Take the bag!

My service has a policy which requires the crew to take in the stretcher, cardiac monitor, and jump bag to every patient.  I have been in the habit of taking said equipment in, even without a written policy. 

While taking a cardiac monitor in to a 10 year old with a twisted ankle may be a little over kill, that’s what the bosses want, so we do it.  Or at least I do.

It’s also a good practice.  Seriously, what are you going to do for a patient who accidentally stabbed himself in the femoral artery with a turkey baster right before Thanksgiving dinner, and now there is blood squirting every which way, in the squash casserole, and all over the turkey, and the mashed potatoes, and your jump bag is 30 yards away in the ambulance?  And when that call happens (and we all know it will happen, to someone), you just know there is going to be a doctor/nurse/paramedic/personal-injury lawyer watching your big, fat, screw-up.

“Ma’am, can I borrow a towel from you since I’m too lazy to bring in my equipment?”

Take in the damned bag.  Take in the damned monitor.  Put it on the effing stretcher so your lazy ass doesn’t hurt your lazy back carrying it.

I hate lazy people.


Earlier, I discussed the disproportionate use of lights and sirens in our responses.  Sure enough, someone just has to prove me wrong.

We are responding to a doc-in-the-box that calls our service at least once a day.  This clinic doesn’t have a stellar reputation, nor does it have a terrible reputation.  Just another urgent care facility. 

Apparently, they called my dispatch center directly and requested an ambulance.  Somewhere during that conversation, an employee at said urgent care facility mentioned that the patient was complaining of chest pain.  And difficulty breathing.  And has a history of PE.  And an abnormal EKG. 

…And wants us to come non emergency.

This patient was genuinely sick.  She was in sinus tach at 130, and in obvious distress.  Her room air O2 saturations were very easy to take, as the clinic staff hadn’t bothered to administer any, much less check her SpO2.  It was 88.  The staff did, however, start a 24 gauge INT for me.  Sweet.

Her 12-lead, physical exam and history all scream PE.  And this doctor either:

A. Didn’t know it.  (Which makes me wonder why not)
B. Wasn’t that concerned about it.  (Which makes me want to ask him why) …or…
C. Knew that I personally would be the one to respond and take care of the patient.  (Which makes me want to shake his hand.)

Maybe I’m just complaining too much.

You thought texting while driving was bad.

So Slimm and I are awoken from a nap to respond to a man with a piece of a metal fence stuck in his leg.

We were having a good nap.
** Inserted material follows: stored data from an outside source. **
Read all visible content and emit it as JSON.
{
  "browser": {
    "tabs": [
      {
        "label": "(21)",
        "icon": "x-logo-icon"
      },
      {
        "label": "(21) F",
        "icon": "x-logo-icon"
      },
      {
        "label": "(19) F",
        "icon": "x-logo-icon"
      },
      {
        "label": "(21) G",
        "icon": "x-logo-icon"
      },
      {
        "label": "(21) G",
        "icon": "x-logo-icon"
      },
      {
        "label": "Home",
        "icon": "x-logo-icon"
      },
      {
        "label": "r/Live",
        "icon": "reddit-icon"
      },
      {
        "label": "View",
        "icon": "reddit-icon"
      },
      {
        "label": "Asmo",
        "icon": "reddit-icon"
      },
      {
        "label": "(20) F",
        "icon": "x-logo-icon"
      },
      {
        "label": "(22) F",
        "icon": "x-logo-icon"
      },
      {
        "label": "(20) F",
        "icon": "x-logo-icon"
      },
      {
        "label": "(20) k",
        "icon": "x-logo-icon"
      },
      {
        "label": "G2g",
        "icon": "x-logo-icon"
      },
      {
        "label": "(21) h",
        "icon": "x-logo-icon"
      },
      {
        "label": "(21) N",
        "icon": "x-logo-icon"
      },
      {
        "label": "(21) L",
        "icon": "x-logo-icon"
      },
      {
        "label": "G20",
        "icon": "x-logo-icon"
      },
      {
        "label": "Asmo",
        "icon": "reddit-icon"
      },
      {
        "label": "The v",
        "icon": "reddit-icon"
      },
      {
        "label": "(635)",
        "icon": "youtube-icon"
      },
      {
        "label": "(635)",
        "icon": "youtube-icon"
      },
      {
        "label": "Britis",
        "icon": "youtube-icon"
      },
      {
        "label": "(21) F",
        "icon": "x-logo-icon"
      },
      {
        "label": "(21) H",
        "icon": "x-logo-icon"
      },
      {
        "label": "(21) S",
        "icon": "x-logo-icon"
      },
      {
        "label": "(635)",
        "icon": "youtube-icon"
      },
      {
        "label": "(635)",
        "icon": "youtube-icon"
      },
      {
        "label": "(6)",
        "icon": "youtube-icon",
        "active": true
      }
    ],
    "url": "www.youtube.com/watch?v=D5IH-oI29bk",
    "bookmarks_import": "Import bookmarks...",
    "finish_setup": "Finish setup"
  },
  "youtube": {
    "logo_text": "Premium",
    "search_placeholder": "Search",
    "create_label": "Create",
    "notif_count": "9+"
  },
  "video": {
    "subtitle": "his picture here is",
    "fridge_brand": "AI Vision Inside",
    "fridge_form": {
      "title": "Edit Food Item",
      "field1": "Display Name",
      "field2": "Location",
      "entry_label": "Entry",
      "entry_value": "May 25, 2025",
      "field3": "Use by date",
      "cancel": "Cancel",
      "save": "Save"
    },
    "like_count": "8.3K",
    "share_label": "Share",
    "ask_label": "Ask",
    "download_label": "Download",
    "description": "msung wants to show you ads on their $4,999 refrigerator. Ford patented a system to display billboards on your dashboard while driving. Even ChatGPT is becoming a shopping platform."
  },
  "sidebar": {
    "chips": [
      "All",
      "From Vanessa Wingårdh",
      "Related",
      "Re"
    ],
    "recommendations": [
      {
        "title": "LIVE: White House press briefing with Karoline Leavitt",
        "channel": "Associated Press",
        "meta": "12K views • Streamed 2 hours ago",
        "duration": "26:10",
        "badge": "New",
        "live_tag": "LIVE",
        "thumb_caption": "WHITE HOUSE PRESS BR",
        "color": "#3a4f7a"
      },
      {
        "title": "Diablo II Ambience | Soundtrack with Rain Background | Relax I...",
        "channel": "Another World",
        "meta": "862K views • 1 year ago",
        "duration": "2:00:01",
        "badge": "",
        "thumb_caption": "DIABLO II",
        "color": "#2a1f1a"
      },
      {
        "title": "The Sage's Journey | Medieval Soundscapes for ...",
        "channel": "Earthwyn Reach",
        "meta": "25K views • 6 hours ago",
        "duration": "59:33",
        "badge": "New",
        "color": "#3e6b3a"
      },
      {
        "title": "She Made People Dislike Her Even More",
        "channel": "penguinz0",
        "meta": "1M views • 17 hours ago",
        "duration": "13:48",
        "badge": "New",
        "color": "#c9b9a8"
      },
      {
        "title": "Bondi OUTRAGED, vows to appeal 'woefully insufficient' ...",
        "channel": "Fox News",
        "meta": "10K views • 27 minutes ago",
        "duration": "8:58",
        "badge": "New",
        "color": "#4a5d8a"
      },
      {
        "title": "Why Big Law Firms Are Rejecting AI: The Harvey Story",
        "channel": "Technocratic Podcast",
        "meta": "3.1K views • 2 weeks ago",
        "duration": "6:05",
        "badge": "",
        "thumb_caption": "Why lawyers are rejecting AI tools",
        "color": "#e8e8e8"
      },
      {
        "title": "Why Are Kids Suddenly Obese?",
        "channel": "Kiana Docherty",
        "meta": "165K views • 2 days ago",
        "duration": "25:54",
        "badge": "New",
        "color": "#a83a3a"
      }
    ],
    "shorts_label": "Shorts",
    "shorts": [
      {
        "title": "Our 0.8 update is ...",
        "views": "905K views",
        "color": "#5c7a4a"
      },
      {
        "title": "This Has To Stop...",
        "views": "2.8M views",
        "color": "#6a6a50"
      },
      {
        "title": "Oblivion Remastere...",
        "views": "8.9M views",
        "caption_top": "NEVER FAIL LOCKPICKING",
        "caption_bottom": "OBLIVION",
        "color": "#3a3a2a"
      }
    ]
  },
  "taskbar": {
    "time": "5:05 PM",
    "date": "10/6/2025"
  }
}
There had better be a humongous piece of metal stuck in this man’s leg.

Finally we find the guy. About as far away from the entrance to the scene as you can get. I will, and did, drive my ambulance across a football field, baseball field, and a lacrosse field.
Sure enough, this guy has a piece of a metal fence, the kind used to hold up silk fences around construction sites, impaled in the back of his leg. Well done, man, well done.  Thank you for interrupting my nap with a genuine problem.

“How did this happen?”

“I was texting my daughter while walking, and tripped, and fell down. I guess I just landed the right way.”

He’s gonna be OK. After some surgery, that is.